For those curious, the algorithm was exactly what many in comments had guessed. I used some regular expressions to build a hierarchical structure representing all the <div> and <td> elements in each page associated with an RSS item. These tags are the ones most often used to provide a page’s layout, and the full text of an entry can usually be found in a single instance of such a container. I then traversed this structure, looking for the text excerpt from the original RSS item. Once found, the rest of that container’s contents could be pulled out. It’s a simple idea, though the realities of HTML — and the difficulty of preserving byte offsets between a sanitized working copy and the original — made the actual implementation require quite a bit more cleverness (and caching) than it may sound like.

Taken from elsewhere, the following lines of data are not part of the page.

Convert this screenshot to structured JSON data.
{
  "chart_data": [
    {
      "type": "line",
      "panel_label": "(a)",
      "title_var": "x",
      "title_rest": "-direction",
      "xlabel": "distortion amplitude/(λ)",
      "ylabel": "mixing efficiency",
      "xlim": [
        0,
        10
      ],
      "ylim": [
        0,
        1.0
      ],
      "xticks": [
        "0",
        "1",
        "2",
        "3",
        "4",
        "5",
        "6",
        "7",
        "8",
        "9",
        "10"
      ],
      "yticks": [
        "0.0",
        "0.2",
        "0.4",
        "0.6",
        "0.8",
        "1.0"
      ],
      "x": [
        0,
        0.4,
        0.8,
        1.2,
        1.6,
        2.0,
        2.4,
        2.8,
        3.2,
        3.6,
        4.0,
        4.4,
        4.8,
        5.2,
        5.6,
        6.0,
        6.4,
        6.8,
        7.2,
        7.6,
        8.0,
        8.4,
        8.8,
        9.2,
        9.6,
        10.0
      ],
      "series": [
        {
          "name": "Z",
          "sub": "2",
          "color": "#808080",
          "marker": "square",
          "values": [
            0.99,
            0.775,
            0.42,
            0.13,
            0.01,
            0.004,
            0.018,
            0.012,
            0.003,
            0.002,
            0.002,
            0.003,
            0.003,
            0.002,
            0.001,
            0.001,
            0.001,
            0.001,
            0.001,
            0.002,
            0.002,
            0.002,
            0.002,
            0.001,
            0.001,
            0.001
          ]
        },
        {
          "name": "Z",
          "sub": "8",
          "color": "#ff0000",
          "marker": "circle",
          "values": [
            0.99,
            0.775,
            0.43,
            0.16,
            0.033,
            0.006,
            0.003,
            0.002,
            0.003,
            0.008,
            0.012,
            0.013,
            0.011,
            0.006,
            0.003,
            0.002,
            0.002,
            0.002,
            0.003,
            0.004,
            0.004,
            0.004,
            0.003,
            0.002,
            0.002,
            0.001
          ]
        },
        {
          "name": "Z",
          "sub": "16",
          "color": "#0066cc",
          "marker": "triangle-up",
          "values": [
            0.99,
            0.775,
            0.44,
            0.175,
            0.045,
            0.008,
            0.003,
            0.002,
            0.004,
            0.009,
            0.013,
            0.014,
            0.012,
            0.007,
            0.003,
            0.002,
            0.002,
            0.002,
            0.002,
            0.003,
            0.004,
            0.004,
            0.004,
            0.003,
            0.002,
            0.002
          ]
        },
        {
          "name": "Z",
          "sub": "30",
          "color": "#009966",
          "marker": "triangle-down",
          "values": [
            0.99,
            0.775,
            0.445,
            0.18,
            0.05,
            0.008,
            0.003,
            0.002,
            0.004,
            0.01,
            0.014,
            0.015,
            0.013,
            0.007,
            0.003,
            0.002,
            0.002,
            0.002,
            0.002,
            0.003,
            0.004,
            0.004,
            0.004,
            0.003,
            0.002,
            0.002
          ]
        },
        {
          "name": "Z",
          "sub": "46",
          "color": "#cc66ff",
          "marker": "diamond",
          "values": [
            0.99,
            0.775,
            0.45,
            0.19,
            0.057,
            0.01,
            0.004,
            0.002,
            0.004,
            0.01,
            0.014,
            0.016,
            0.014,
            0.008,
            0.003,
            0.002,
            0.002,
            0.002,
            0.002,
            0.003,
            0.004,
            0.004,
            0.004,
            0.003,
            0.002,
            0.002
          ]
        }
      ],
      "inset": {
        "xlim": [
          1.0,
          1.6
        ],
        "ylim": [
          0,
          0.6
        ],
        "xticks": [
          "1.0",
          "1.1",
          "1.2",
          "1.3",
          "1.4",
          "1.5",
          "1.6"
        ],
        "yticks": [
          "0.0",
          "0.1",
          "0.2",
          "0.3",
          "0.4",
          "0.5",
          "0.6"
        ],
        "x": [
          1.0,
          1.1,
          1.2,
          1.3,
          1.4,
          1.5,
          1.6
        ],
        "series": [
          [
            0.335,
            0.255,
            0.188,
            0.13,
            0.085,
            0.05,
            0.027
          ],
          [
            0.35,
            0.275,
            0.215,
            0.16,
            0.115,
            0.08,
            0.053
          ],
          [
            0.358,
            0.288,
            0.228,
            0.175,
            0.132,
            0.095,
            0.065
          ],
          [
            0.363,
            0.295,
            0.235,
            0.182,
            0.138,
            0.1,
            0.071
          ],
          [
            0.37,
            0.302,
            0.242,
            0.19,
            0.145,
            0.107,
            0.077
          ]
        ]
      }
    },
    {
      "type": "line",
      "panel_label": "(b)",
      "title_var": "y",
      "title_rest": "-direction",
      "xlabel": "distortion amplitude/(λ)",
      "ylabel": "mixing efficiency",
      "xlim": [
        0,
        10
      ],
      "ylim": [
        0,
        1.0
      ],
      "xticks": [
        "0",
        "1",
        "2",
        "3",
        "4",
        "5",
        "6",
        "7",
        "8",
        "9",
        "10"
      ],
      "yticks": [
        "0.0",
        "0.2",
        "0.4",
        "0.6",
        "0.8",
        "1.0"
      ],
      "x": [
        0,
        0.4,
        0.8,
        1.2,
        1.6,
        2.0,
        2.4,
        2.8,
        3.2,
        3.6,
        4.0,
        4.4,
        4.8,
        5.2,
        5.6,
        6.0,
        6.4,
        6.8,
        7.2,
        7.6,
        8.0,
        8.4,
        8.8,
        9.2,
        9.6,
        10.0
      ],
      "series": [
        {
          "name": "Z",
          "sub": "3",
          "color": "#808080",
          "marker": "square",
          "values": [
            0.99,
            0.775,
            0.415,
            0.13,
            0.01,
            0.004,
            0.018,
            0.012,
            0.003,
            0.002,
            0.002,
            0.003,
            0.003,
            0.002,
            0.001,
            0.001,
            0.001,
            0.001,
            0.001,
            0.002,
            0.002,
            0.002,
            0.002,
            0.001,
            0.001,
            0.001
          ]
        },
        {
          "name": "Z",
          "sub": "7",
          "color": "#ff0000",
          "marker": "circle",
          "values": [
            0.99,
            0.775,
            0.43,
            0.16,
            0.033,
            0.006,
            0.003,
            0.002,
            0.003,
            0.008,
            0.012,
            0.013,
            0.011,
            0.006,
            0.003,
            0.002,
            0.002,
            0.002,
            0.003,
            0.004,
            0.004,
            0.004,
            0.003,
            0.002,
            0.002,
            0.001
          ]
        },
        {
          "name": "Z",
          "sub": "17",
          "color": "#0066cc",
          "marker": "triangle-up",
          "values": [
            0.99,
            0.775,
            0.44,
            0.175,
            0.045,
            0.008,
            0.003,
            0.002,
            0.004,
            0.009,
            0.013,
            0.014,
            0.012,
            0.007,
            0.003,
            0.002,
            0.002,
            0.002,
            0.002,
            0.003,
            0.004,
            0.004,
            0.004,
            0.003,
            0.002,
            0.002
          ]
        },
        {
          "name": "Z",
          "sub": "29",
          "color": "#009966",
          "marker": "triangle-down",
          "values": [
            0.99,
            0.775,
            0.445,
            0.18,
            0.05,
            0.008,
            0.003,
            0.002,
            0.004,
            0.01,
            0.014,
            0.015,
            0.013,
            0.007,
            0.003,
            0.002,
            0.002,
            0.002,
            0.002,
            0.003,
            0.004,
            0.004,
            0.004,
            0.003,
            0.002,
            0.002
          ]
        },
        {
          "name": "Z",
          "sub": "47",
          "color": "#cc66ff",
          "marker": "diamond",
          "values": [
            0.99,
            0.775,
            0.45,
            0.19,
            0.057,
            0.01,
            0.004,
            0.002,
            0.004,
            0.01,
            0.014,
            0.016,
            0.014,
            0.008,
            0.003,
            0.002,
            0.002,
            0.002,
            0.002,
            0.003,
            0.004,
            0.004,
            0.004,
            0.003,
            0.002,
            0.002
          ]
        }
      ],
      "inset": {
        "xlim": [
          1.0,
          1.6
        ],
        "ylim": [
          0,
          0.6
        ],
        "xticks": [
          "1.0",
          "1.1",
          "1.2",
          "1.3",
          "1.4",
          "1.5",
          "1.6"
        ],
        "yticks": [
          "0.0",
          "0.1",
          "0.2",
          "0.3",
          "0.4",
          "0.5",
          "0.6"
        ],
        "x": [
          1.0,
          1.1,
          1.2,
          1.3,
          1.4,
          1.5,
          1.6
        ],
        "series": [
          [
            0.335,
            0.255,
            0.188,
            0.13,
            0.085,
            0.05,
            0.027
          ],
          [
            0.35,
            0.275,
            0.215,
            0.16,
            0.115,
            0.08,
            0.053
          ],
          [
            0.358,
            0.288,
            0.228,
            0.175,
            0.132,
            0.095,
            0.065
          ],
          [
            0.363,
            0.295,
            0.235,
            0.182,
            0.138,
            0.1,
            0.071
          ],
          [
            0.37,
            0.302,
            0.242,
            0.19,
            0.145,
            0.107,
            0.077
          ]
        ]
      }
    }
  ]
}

The result worked pretty well. Still, there were a few problems with the approach. For one thing, comments were frequently included in the same container as the main entry. For another, the script would fail if the RSS entry text was a summary of the item rather than an excerpt. I think that both of these are surmountable problems: a better approach would examine the “textiness” of each container using a variety of scoring metrics. Something similar could be used for detecting the start of comments (which tend to be peppered with timestamps, quotations of the original text, and occur after a big <h[1-6]> containing the word “comment”). I took a stab at a new, Pythonic implementation using Adrian Holovaty’s templatemaker and a few other tools, but a lack of immediate success (and much higher computational demands than the original script) made the project fall by the wayside. Now that I know how it might be used, I’m even less likely to pick it back up.
But I’d still love to see my algorithm adapted by the people who make RSS readers, and would be happy to talk to any interested and qualified parties about making that happen. Those SEO morons don’t appear to be particularly technically proficient — I’m not too worried about them managing to steal content via a client-side app (though certainly some thought should be given to the matter before giving the store away, say via Applescript).